Menurut dia, Badan Pengawas Obat dan Makanan (BPOM) Republik Indonesia pernah mendapati sejumlah senyawa berbahaya yang terkandung di dalam maupun yang dihasilkan rokok elektrik.

Beberapa zat berbaya itu, antara lain:

  • Tobacco-specific
  • Nitrosamine (TSNAs) yang bersifat toksik
  • Diethylene Glycol (DEG) yang dikenal sebagai karsinogen
  • Logam berupa partikel timah, perak, nikel, aluminium, dan kromium di dalam uap elektrik dengan ukuran yang sangat kecil (nano-partikel) sehingga sangat mudah masuk ke dalam saluran napas di paru
  • Karbonil, yakni karsinogen potensial berupa formaldehida, asetaldehida, akrolein, dan senyawa organik volatil (VOCs) seperti toluena dan pm-xylene
  • Kumarin, tadalafil, rimonabant, serat silika yang dapat menjadi racun dan tidak memenuhi unsur keamanan
  • Diacetyl merupakan zat yang muncul sebagai sisa dari rokok elektrik adalah yang dapat merusak paru-paru
  • Zat benzene juga dilaporkan muncul dari rokok elektronik. Benzene diketahui adalah zat beracun yang bisa ditemui pada asap kendaraan bermotor dan logam berat “Oleh sebab itu, klaim rokok elektrik bisa membantu berhenti atau mengurangi konsumsi rokok tembakau adalah sebuah kekeliruan sekarang.

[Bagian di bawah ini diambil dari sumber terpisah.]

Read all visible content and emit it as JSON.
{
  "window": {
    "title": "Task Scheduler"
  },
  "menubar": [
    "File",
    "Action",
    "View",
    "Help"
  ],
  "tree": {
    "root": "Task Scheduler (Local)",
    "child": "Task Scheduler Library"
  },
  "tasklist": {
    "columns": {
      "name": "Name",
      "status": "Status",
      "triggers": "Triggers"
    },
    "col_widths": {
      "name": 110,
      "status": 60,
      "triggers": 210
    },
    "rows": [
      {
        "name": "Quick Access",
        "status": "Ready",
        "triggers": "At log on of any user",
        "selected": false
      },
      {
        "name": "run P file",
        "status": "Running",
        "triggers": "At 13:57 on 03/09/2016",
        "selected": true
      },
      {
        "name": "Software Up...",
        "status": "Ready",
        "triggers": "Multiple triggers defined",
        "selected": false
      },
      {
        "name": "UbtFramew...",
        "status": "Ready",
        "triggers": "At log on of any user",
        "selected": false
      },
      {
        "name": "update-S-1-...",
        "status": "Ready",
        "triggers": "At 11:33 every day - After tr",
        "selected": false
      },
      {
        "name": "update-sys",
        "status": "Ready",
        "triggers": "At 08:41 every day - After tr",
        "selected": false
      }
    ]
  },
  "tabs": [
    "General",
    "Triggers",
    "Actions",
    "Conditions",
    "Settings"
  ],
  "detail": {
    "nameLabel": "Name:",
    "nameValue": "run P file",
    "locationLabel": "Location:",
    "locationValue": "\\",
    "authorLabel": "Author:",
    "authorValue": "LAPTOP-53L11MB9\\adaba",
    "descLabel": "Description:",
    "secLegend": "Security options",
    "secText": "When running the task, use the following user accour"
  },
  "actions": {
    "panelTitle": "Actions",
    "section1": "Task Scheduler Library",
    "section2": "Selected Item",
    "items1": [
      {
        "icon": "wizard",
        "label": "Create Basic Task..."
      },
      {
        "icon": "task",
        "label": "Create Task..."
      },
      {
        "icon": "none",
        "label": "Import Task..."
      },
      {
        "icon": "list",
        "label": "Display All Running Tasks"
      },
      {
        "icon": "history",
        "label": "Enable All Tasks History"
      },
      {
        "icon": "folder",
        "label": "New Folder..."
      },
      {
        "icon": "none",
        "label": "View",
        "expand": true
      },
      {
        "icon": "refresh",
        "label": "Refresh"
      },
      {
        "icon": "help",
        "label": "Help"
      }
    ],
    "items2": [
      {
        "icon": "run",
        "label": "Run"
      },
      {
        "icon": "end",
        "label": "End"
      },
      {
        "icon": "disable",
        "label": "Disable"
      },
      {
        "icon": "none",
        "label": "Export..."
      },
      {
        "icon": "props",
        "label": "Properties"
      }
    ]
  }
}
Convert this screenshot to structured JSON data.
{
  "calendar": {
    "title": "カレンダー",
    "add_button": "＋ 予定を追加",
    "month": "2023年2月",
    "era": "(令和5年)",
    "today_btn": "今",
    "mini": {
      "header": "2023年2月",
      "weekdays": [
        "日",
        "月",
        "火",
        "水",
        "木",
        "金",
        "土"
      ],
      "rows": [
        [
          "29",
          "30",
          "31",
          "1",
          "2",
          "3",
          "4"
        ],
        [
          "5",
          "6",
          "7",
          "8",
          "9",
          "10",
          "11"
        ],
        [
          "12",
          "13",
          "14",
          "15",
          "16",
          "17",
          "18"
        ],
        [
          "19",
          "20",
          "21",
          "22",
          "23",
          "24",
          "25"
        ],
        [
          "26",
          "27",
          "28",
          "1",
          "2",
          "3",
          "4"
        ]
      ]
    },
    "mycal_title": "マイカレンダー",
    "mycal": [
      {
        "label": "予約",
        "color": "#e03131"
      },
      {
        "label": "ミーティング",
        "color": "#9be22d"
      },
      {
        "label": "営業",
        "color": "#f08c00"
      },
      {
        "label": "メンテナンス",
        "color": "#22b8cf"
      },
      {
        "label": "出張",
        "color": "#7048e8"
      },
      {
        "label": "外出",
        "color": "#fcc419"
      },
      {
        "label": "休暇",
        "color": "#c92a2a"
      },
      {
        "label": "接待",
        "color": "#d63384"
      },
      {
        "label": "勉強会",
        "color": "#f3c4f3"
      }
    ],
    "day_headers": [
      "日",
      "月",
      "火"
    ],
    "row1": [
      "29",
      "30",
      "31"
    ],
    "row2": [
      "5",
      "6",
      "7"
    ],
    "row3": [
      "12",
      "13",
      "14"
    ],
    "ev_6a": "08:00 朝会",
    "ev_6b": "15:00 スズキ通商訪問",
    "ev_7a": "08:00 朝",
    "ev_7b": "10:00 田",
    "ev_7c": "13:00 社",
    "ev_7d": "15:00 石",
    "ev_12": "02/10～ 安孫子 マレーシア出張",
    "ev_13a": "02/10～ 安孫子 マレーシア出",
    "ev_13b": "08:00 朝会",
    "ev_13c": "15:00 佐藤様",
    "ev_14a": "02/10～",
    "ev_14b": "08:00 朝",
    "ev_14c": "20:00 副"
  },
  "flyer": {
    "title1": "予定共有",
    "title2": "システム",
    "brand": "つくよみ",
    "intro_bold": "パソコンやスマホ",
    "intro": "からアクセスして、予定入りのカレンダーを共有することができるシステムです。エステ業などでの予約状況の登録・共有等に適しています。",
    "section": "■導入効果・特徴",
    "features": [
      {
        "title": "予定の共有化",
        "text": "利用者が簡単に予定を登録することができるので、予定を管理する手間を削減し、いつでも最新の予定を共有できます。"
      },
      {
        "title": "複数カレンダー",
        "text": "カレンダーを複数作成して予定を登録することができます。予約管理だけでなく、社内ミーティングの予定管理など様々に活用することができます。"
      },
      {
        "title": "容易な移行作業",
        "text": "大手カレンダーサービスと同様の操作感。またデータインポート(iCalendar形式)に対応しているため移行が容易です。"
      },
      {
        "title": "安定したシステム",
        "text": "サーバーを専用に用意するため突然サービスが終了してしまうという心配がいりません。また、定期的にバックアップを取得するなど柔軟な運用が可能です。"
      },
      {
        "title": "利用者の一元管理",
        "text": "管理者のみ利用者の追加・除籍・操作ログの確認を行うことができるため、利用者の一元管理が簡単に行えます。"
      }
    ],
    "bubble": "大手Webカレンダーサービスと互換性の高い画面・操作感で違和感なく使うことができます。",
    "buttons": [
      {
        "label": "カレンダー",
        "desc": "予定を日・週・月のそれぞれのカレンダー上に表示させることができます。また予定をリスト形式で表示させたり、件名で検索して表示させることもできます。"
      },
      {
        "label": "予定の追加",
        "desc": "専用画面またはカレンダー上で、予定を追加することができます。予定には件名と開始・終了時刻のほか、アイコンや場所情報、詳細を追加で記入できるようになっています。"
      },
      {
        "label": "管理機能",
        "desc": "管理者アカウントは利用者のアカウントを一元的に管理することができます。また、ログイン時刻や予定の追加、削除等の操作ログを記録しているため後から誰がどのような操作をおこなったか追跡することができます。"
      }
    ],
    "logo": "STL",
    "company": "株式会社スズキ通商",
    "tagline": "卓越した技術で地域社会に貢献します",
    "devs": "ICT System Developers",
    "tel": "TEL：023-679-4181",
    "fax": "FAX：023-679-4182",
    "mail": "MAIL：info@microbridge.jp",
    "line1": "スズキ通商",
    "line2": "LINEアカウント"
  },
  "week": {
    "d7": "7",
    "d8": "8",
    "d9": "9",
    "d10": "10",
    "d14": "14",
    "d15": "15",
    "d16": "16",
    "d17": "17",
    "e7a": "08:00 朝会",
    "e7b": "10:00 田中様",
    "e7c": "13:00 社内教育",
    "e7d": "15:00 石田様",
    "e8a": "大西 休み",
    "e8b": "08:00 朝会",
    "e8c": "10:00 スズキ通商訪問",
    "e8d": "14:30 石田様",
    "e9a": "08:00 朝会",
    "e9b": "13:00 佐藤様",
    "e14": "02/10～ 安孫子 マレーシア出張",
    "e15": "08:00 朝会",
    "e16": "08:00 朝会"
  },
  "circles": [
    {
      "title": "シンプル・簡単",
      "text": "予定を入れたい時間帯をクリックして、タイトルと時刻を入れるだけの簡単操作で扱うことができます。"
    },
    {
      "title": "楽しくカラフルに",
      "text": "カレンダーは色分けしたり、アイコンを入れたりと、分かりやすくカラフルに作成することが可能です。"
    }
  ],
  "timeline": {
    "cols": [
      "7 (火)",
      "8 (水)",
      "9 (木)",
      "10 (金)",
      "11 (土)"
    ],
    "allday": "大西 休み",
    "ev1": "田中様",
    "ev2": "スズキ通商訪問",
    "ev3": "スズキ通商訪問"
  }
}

Rokok elektrik yang ada malah bikin makin kecanduan dan lebih membahayakan,” tegas Yusup.

Menambah perokok aktif dr. Yusup menilai keberadaan rokok elektrik justru berpotensi menambah jumlah perokok aktif.

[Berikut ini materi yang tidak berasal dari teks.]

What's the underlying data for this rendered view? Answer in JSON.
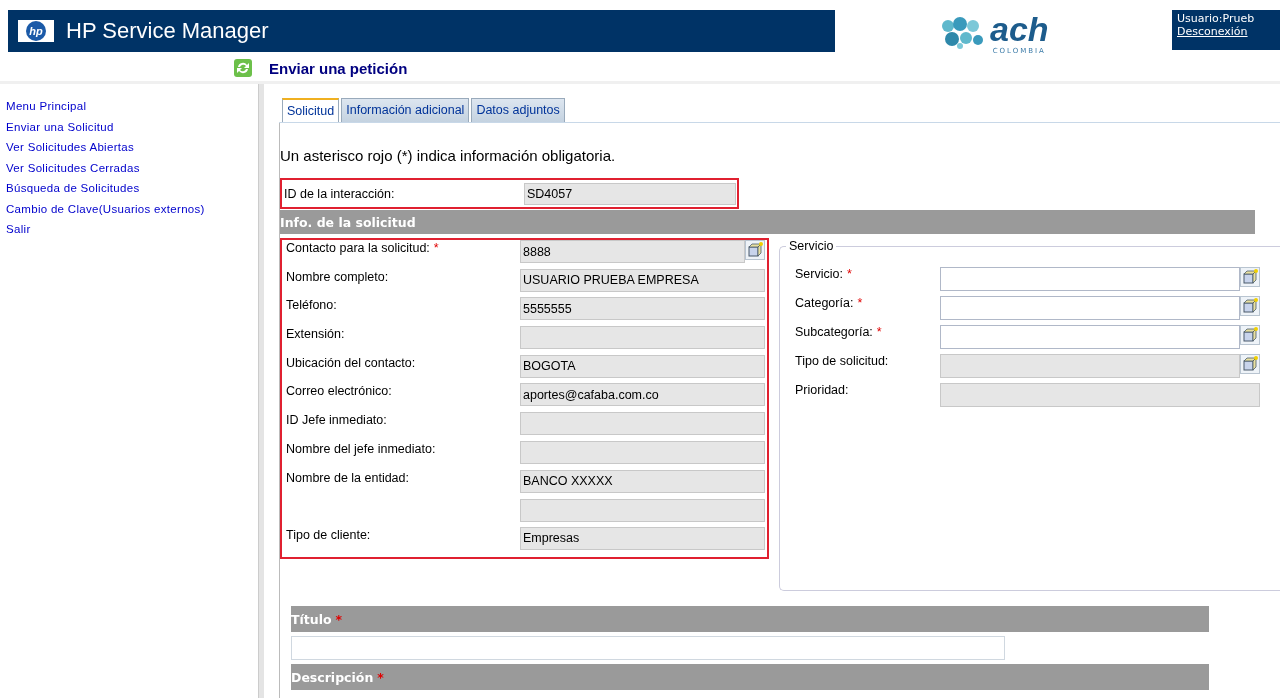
{
  "header": {
    "product": "HP Service Manager",
    "logo_text": "hp",
    "partner_logo": "ach",
    "partner_tagline": "COLOMBIA",
    "user": "Usuario:Prueb",
    "logout": "Desconexión"
  },
  "page_title": "Enviar una petición",
  "sidebar": {
    "items": [
      {
        "label": "Menu Principal"
      },
      {
        "label": "Enviar una Solicitud"
      },
      {
        "label": "Ver Solicitudes Abiertas"
      },
      {
        "label": "Ver Solicitudes Cerradas"
      },
      {
        "label": "Búsqueda de Solicitudes"
      },
      {
        "label": "Cambio de Clave(Usuarios externos)"
      },
      {
        "label": "Salir"
      }
    ]
  },
  "tabs": [
    {
      "label": "Solicitud",
      "selected": true
    },
    {
      "label": "Información adicional",
      "selected": false
    },
    {
      "label": "Datos adjuntos",
      "selected": false
    }
  ],
  "instruction": "Un asterisco rojo (*) indica información obligatoria.",
  "id_row": {
    "label": "ID de la interacción:",
    "value": "SD4057",
    "highlighted": true
  },
  "section_title": "Info. de la solicitud",
  "contact": {
    "highlighted": true,
    "fields": [
      {
        "label": "Contacto para la solicitud:",
        "value": "8888",
        "required_mark": "*",
        "lookup": true,
        "editable": false
      },
      {
        "label": "Nombre completo:",
        "value": "USUARIO PRUEBA EMPRESA",
        "editable": false
      },
      {
        "label": "Teléfono:",
        "value": "5555555",
        "editable": false
      },
      {
        "label": "Extensión:",
        "editable": false
      },
      {
        "label": "Ubicación del contacto:",
        "value": "BOGOTA",
        "editable": false
      },
      {
        "label": "Correo electrónico:",
        "value": "aportes@cafaba.com.co",
        "editable": false
      },
      {
        "label": "ID Jefe inmediato:",
        "editable": false
      },
      {
        "label": "Nombre del jefe inmediato:",
        "editable": false
      },
      {
        "label": "Nombre de la entidad:",
        "value": "BANCO XXXXX",
        "editable": false,
        "second_box": true
      },
      {
        "label": "Tipo de cliente:",
        "value": "Empresas",
        "editable": false
      }
    ]
  },
  "service": {
    "legend": "Servicio",
    "fields": [
      {
        "label": "Servicio:",
        "required_mark": "*",
        "lookup": true,
        "editable": true
      },
      {
        "label": "Categoría:",
        "required_mark": "*",
        "lookup": true,
        "editable": true
      },
      {
        "label": "Subcategoría:",
        "required_mark": "*",
        "lookup": true,
        "editable": true
      },
      {
        "label": "Tipo de solicitud:",
        "lookup": true,
        "editable": false
      },
      {
        "label": "Prioridad:",
        "editable": false
      }
    ]
  },
  "title_section": {
    "label": "Título",
    "required_mark": "*"
  },
  "description_section": {
    "label": "Descripción",
    "required_mark": "*"
  }
}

Dia mendapati pengakuan dari banyak orang yang sebelumnya tidak pernah merokok akhirnya menjadi perokok karena tergiur dengan klaim awal penggunaan rokok elektrik yang aman.

Penambahan jumlah perokok akibat rokok elektrik disinyalir juga disokong oleh para mantan perokok “lawas” yang kembali merokok.

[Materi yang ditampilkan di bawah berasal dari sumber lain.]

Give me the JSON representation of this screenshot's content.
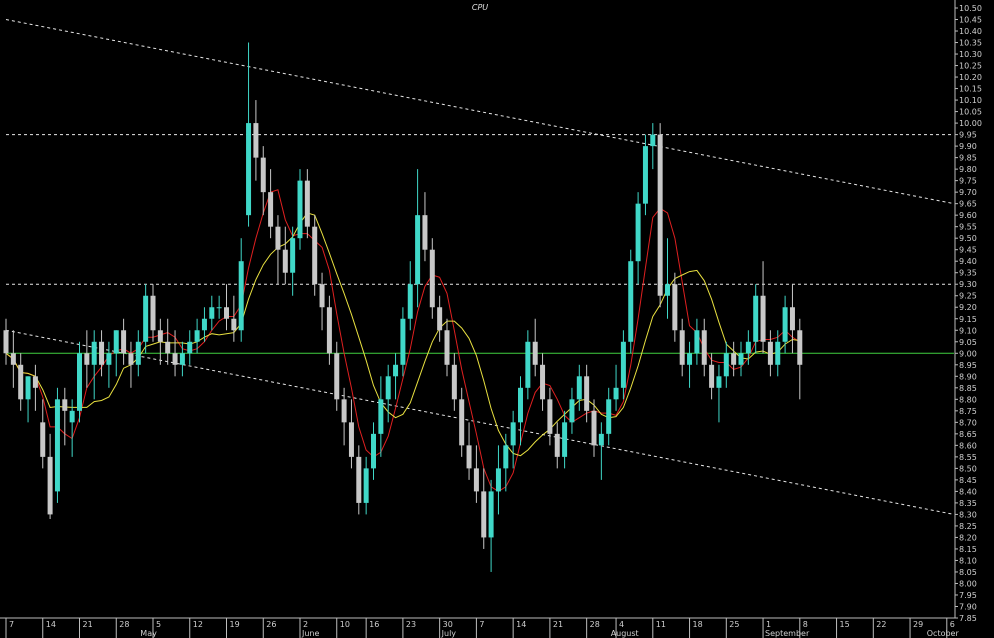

Di mana, para perokok tembakau yang sebenarnya sudah memutuskan berhenti merokok, akhirnya kembali merokok karena tergiur dengan adanya alternatif rokok elektrik. “Sama seperti yang terkandung pada rokok konvensional, nikotin pada rokok elektrik dapat membuat para penggunanya memiliki keinginan berlebih untuk merokok, dan mengalami gejala tertentu saat keinginannya itu tidak terpenuhi,” jelas Yusup.

Yusup menganjurkan para pengguna rokok elektrik maupun rokok konvensional segera berhenti melakukan kebiasaan merokok karena merugikan diri sendiri dan orang lain. “Bahaya merokok ini memang tidak langsung terasa setelah merokok.

Butuh waktu di atas 10 tahun dan yang jelas semakin banyak jumlah rokok yang dihisap, maka semakin berbahaya pula,” terang Yusup.